Une part croissante des recherches B2B ne produit plus de clic. L’utilisateur pose sa question à un assistant, obtient une réponse synthétique avec deux ou trois sources, et s’arrête là. Sur ce format, il n’y a plus de dixième position : on est cité ou on n’existe pas.
Ce qui se joue vraiment
Un moteur génératif procède en trois temps. Il reformule la question, récupère des passages dans un index — souvent celui d’un moteur de recherche classique — puis rédige une réponse à partir de ces passages en citant certains d’entre eux.
Chacune de ces trois étapes offre une prise. La récupération dépend de votre présence dans l’index et de la correspondance sémantique. La rédaction dépend de la clarté et de l’autonomie du passage. La citation dépend de la crédibilité perçue de la source.
Les quatre propriétés d’un passage citable
Il se suffit à lui-même
Un passage extrait de son contexte doit rester exact. Cela interdit les ouvertures du type « comme nous l’avons vu plus haut » et les pronoms dont le référent se trouve deux paragraphes avant. Chaque section doit pouvoir être lue seule.
Il répond dès la première phrase
Le format narratif qui construit une tension avant de conclure est excellent en littérature et désastreux ici. La structure qui fonctionne : réponse en une à trois phrases, puis développement, puis nuances.

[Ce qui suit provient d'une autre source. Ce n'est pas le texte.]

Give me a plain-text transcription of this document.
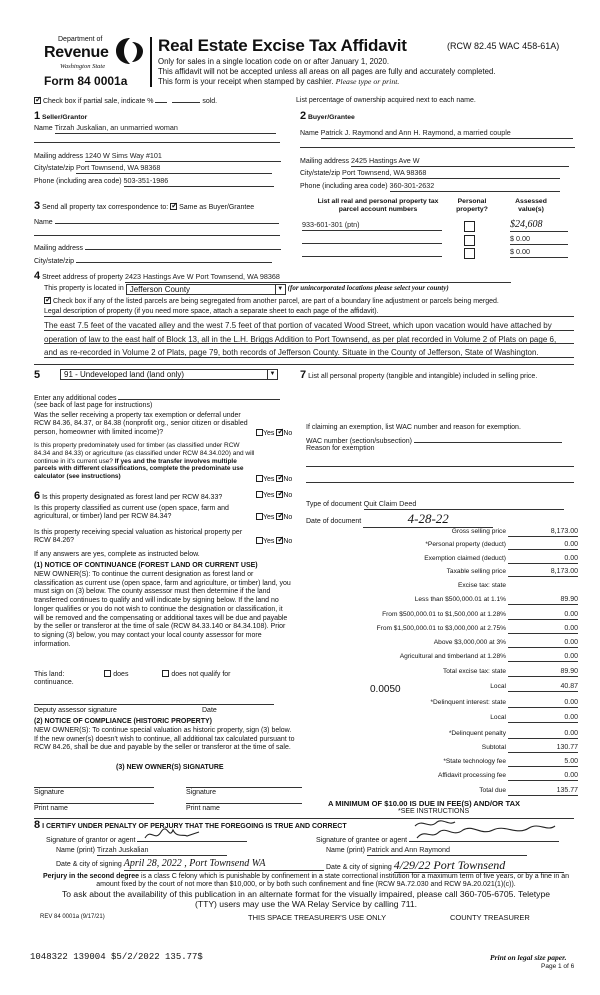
Department of
Revenue
Washington State
Form 84 0001a
Real Estate Excise Tax Affidavit	(RCW 82.45 WAC 458-61A)
Only for sales in a single location code on or after January 1, 2020.
This affidavit will not be accepted unless all areas on all pages are fully and accurately completed.
This form is your receipt when stamped by cashier. Please type or print.
✓ Check box if partial sale, indicate %	sold.	List percentage of ownership acquired next to each name.
1 Seller/Grantor
Name Tirzah Juskalian, an unmarried woman
Mailing address 1240 W Sims Way #101
City/state/zip Port Townsend, WA 98368
Phone (including area code) 503-351-1986
2 Buyer/Grantee
Name Patrick J. Raymond and Ann H. Raymond, a married couple
Mailing address 2425 Hastings Ave W
City/state/zip Port Townsend, WA 98368
Phone (including area code) 360-301-2632
3 Send all property tax correspondence to: ✓ Same as Buyer/Grantee
Name
Mailing address
City/state/zip
List all real and personal property tax parcel account numbers
Personal property?
Assessed value(s)
933-601-301 (ptn)	$24,608
$ 0.00
$ 0.00
4 Street address of property 2423 Hastings Ave W Port Townsend, WA 98368
This property is located in Jefferson County	▼ (for unincorporated locations please select your county)
✓ Check box if any of the listed parcels are being segregated from another parcel, are part of a boundary line adjustment or parcels being merged.
Legal description of property (if you need more space, attach a separate sheet to each page of the affidavit).
The east 7.5 feet of the vacated alley and the west 7.5 feet of that portion of vacated Wood Street, which upon vacation would have attached by operation of law to the east half of Block 13, all in the L.H. Briggs Addition to Port Townsend, as per plat recorded in Volume 2 of Plats on page 6, and as re-recorded in Volume 2 of Plats, page 79, both records of Jefferson County. Situate in the County of Jefferson, State of Washington.
5	91 - Undeveloped land (land only)	▼
Enter any additional codes
(see back of last page for instructions)
Was the seller receiving a property tax exemption or deferral under RCW 84.36, 84.37, or 84.38 (nonprofit org., senior citizen or disabled person, homeowner with limited income)?	Yes ✓ No
Is this property predominately used for timber (as classified under RCW 84.34 and 84.33) or agriculture (as classified under RCW 84.34.020) and will continue in it's current use? If yes and the transfer involves multiple parcels with different classifications, complete the predominate use calculator (see instructions)	Yes ✓ No
6 Is this property designated as forest land per RCW 84.33?	Yes ✓ No
Is this property classified as current use (open space, farm and agricultural, or timber) land per RCW 84.34?	Yes ✓ No
Is this property receiving special valuation as historical property per RCW 84.26?	Yes ✓ No
If any answers are yes, complete as instructed below.
(1) NOTICE OF CONTINUANCE (FOREST LAND OR CURRENT USE)
NEW OWNER(S): To continue the current designation as forest land or classification as current use (open space, farm and agriculture, or timber) land, you must sign on (3) below. The county assessor must then determine if the land transferred continues to qualify and will indicate by signing below. If the land no longer qualifies or you do not wish to continue the designation or classification, it will be removed and the compensating or additional taxes will be due and payable by the seller or transferor at the time of sale (RCW 84.33.140 or 84.34.108). Prior to signing (3) below, you may contact your local county assessor for more information.
This land:	does	does not qualify for
continuance.
Deputy assessor signature	Date
(2) NOTICE OF COMPLIANCE (HISTORIC PROPERTY)
NEW OWNER(S): To continue special valuation as historic property, sign (3) below. If the new owner(s) doesn't wish to continue, all additional tax calculated pursuant to RCW 84.26, shall be due and payable by the seller or transferor at the time of sale.
(3) NEW OWNER(S) SIGNATURE
Signature	Signature
Print name	Print name
7 List all personal property (tangible and intangible) included in selling price.
If claiming an exemption, list WAC number and reason for exemption.
WAC number (section/subsection)
Reason for exemption
Type of document Quit Claim Deed
Date of document	4-28-22
Gross selling price	8,173.00
*Personal property (deduct)	0.00
Exemption claimed (deduct)	0.00
Taxable selling price	8,173.00
Excise tax: state
Less than $500,000.01 at 1.1%	89.90
From $500,000.01 to $1,500,000 at 1.28%	0.00
From $1,500,000.01 to $3,000,000 at 2.75%	0.00
Above $3,000,000 at 3%	0.00
Agricultural and timberland at 1.28%	0.00
Total excise tax: state	89.90
0.0050	Local	40.87
*Delinquent interest: state	0.00
Local	0.00
*Delinquent penalty	0.00
Subtotal	130.77
*State technology fee	5.00
Affidavit processing fee	0.00
Total due	135.77
A MINIMUM OF $10.00 IS DUE IN FEE(S) AND/OR TAX
*SEE INSTRUCTIONS
8 I CERTIFY UNDER PENALTY OF PERJURY THAT THE FOREGOING IS TRUE AND CORRECT
Signature of grantor or agent
Name (print) Tirzah Juskalian
Date & city of signing April 28, 2022 , Port Townsend WA
Signature of grantee or agent
Name (print) Patrick and Ann Raymond
Date & city of signing 4/29/22 Port Townsend
Perjury in the second degree is a class C felony which is punishable by confinement in a state correctional institution for a maximum term of five years, or by a fine in an amount fixed by the court of not more than $10,000, or by both such confinement and fine (RCW 9A.72.030 and RCW 9A.20.021(1)(c)).
To ask about the availability of this publication in an alternate format for the visually impaired, please call 360-705-6705. Teletype (TTY) users may use the WA Relay Service by calling 711.
REV 84 0001a (9/17/21)	THIS SPACE TREASURER'S USE ONLY	COUNTY TREASURER
1048322 139004 $5/2/2022 135.77$	Print on legal size paper.
Page 1 of 6
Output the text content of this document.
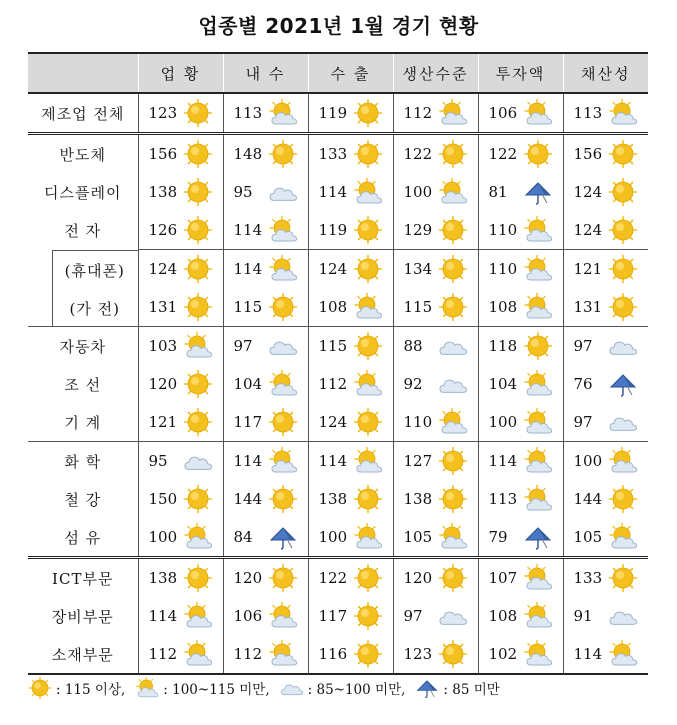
업종별 2021년 1월 경기 현황
	업 황	내 수	수 출	생산수준	투자액	채산성
제조업 전체	123	113	119	112	106	113

반도체	156	148	133	122	122	156

디스플레이	138	95	114	100	81	124

전 자	126	114	119	129	110	124

(휴대폰)	124	114	124	134	110	121

(가 전)	131	115	108	115	108	131

자동차	103	97	115	88	118	97

조 선	120	104	112	92	104	76

기 계	121	117	124	110	100	97

화 학	95	114	114	127	114	100

철 강	150	144	138	138	113	144

섬 유	100	84	100	105	79	105

ICT부문	138	120	122	120	107	133

장비부문	114	106	117	97	108	91

소재부문	112	112	116	123	102	114
: 115 이상,	: 100~115 미만,	: 85~100 미만,	: 85 미만
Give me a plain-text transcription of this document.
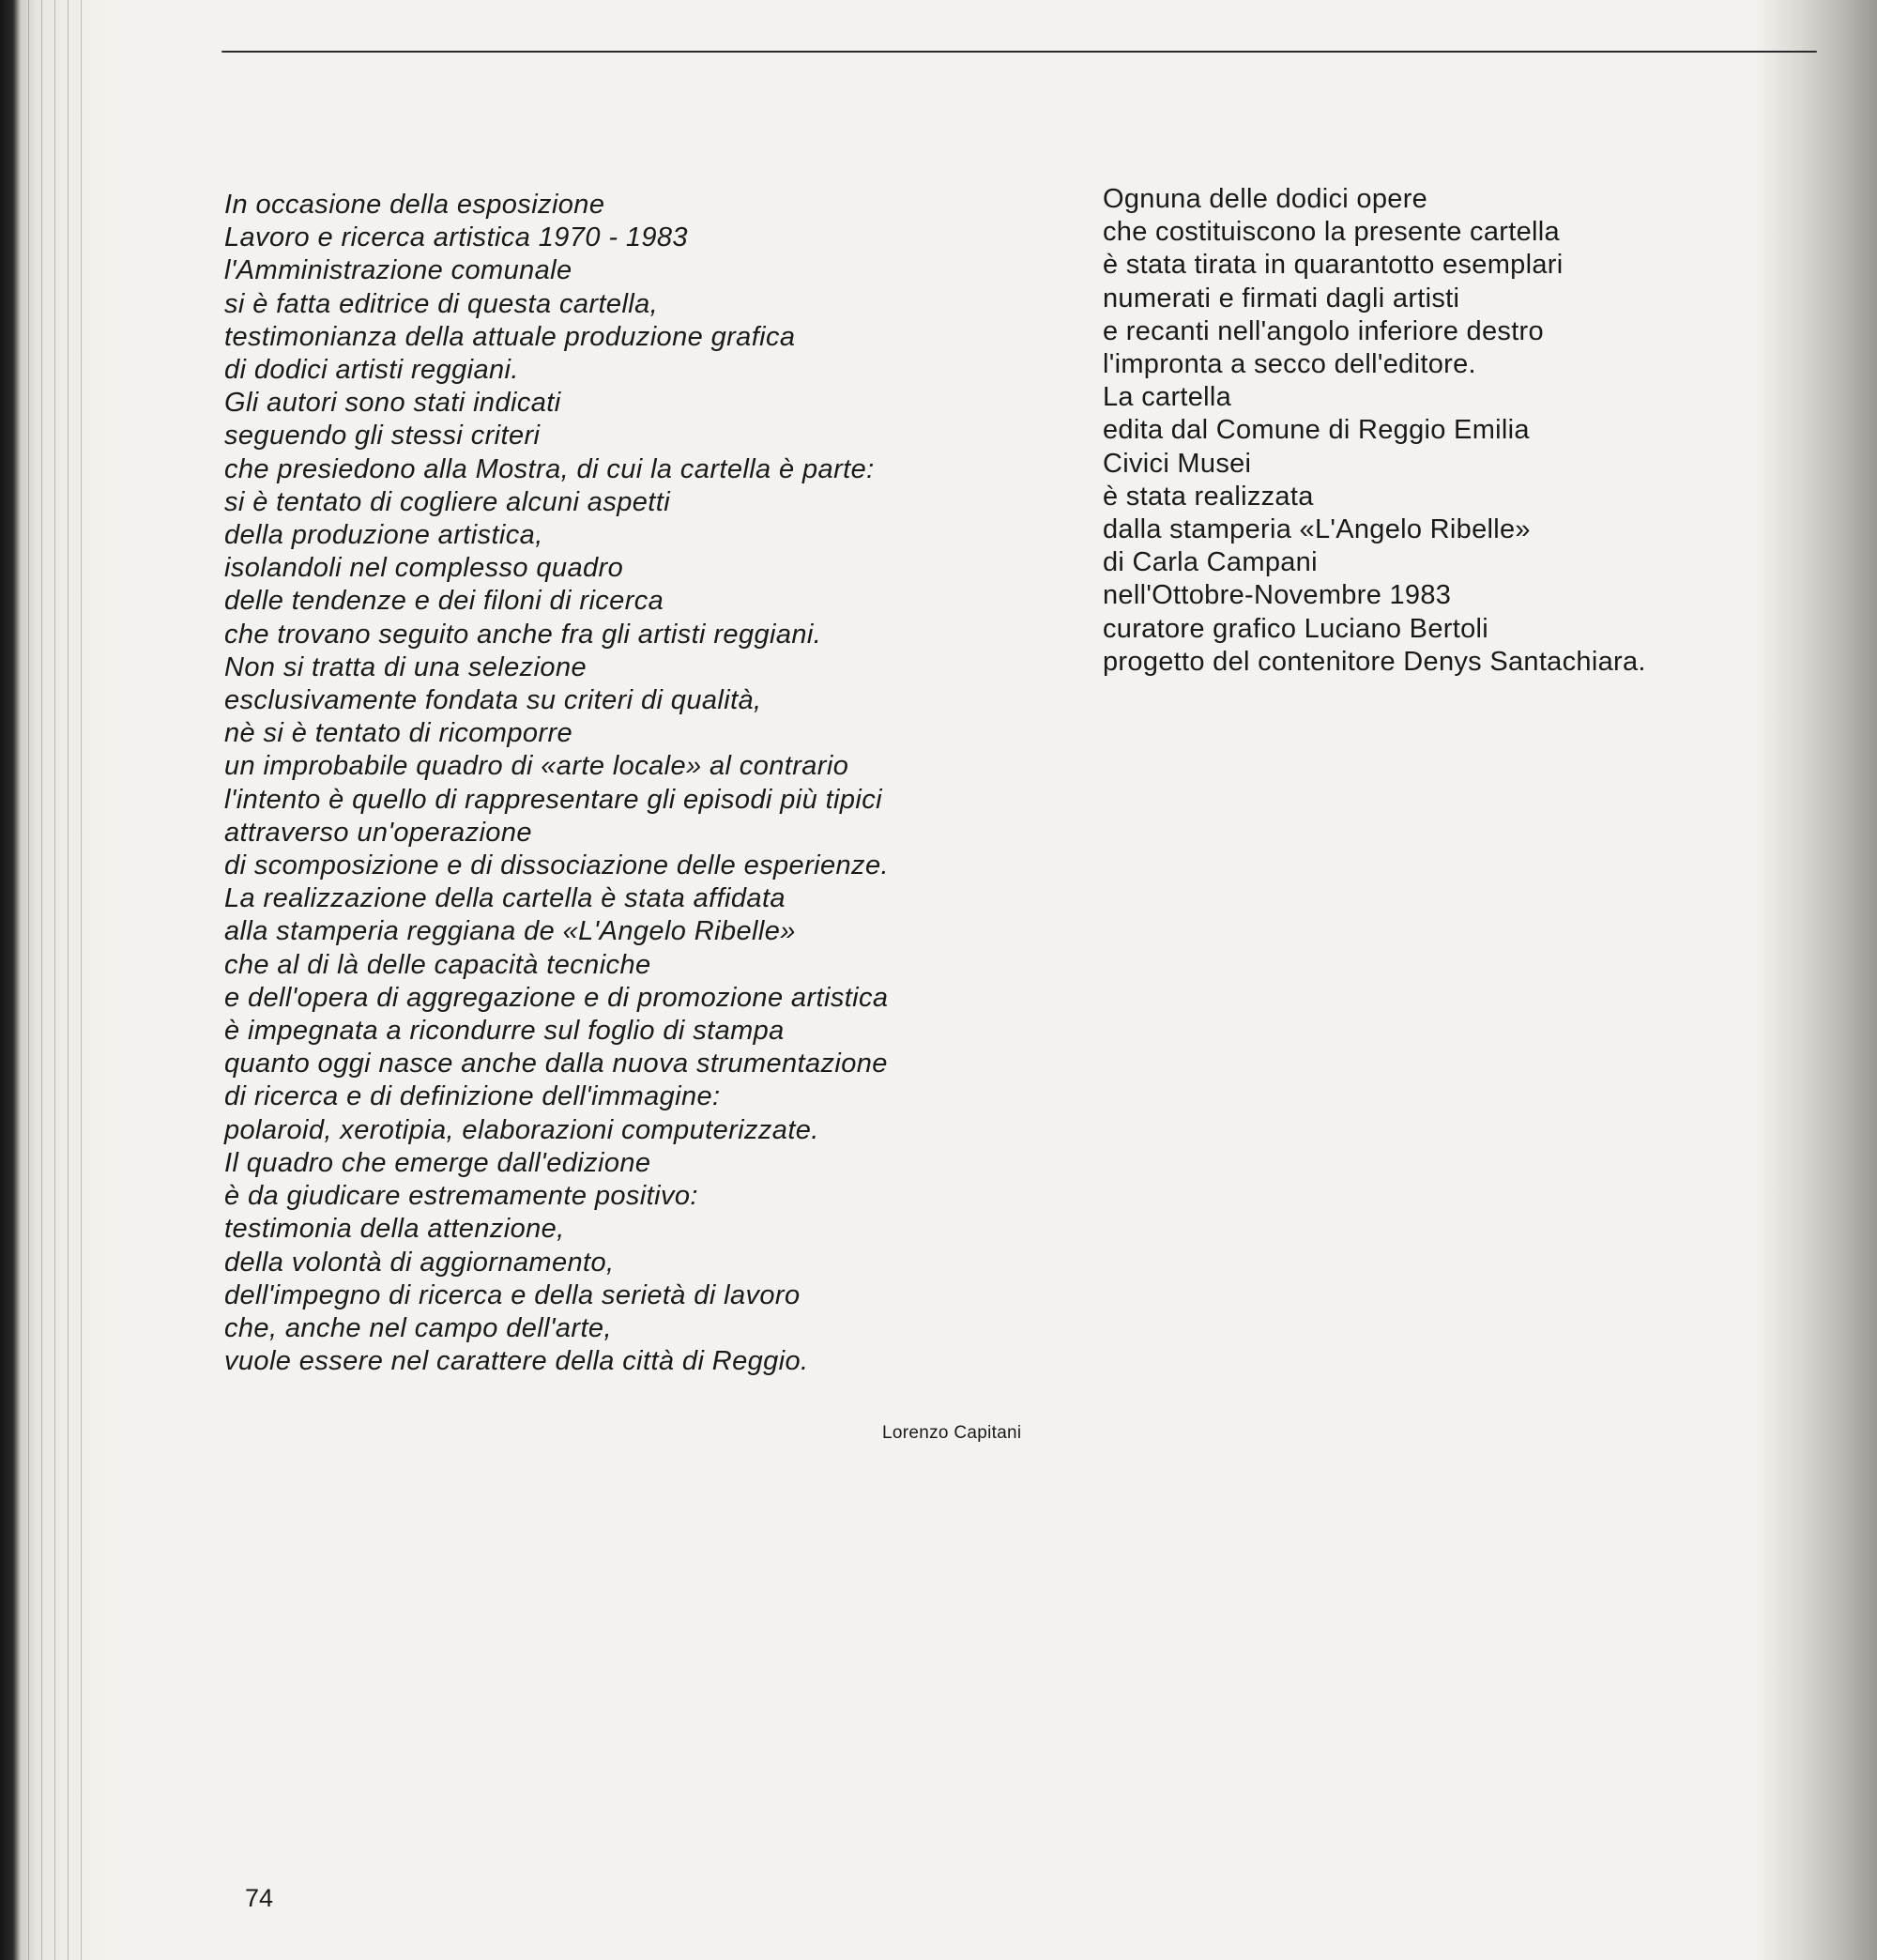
In occasione della esposizione
Lavoro e ricerca artistica 1970 - 1983
l'Amministrazione comunale
si è fatta editrice di questa cartella,
testimonianza della attuale produzione grafica
di dodici artisti reggiani.
Gli autori sono stati indicati
seguendo gli stessi criteri
che presiedono alla Mostra, di cui la cartella è parte:
si è tentato di cogliere alcuni aspetti
della produzione artistica,
isolandoli nel complesso quadro
delle tendenze e dei filoni di ricerca
che trovano seguito anche fra gli artisti reggiani.
Non si tratta di una selezione
esclusivamente fondata su criteri di qualità,
nè si è tentato di ricomporre
un improbabile quadro di «arte locale» al contrario
l'intento è quello di rappresentare gli episodi più tipici
attraverso un'operazione
di scomposizione e di dissociazione delle esperienze.
La realizzazione della cartella è stata affidata
alla stamperia reggiana de «L'Angelo Ribelle»
che al di là delle capacità tecniche
e dell'opera di aggregazione e di promozione artistica
è impegnata a ricondurre sul foglio di stampa
quanto oggi nasce anche dalla nuova strumentazione
di ricerca e di definizione dell'immagine:
polaroid, xerotipia, elaborazioni computerizzate.
Il quadro che emerge dall'edizione
è da giudicare estremamente positivo:
testimonia della attenzione,
della volontà di aggiornamento,
dell'impegno di ricerca e della serietà di lavoro
che, anche nel campo dell'arte,
vuole essere nel carattere della città di Reggio.
Ognuna delle dodici opere
che costituiscono la presente cartella
è stata tirata in quarantotto esemplari
numerati e firmati dagli artisti
e recanti nell'angolo inferiore destro
l'impronta a secco dell'editore.
La cartella
edita dal Comune di Reggio Emilia
Civici Musei
è stata realizzata
dalla stamperia «L'Angelo Ribelle»
di Carla Campani
nell'Ottobre-Novembre 1983
curatore grafico Luciano Bertoli
progetto del contenitore Denys Santachiara.
Lorenzo Capitani
74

Il contient des données attribuées
« Un fort taux d’automatisation » n’est pas citable. « 62 % des demandes traitées sans intervention humaine, mesuré sur 1 800 demandes mensuelles en 2025 » l’est. Le chiffre, la base de calcul et la date forment un triplet que le modèle peut reprendre sans risque.
Les données originales — vos propres mesures, vos propres retours d’expérience — ont un avantage supplémentaire : elles n’existent nulle part ailleurs, donc vous êtes la seule source possible.
Il est signé
Un contenu technique signé par une personne identifiable, dont le rôle et l’expertise sont vérifiables, est nettement plus repris qu’un contenu signé « la rédaction ». C’est une conséquence directe des critères d’expérience et de fiabilité que les moteurs appliquent.
L’entité doit être cohérente
Le modèle doit pouvoir relier vos contenus à une organisation identifiée. Cela suppose que votre nom, votre activité, votre adresse et vos coordonnées soient strictement identiques sur votre site, dans vos données structurées, sur vos profils professionnels et dans les annuaires sectoriels.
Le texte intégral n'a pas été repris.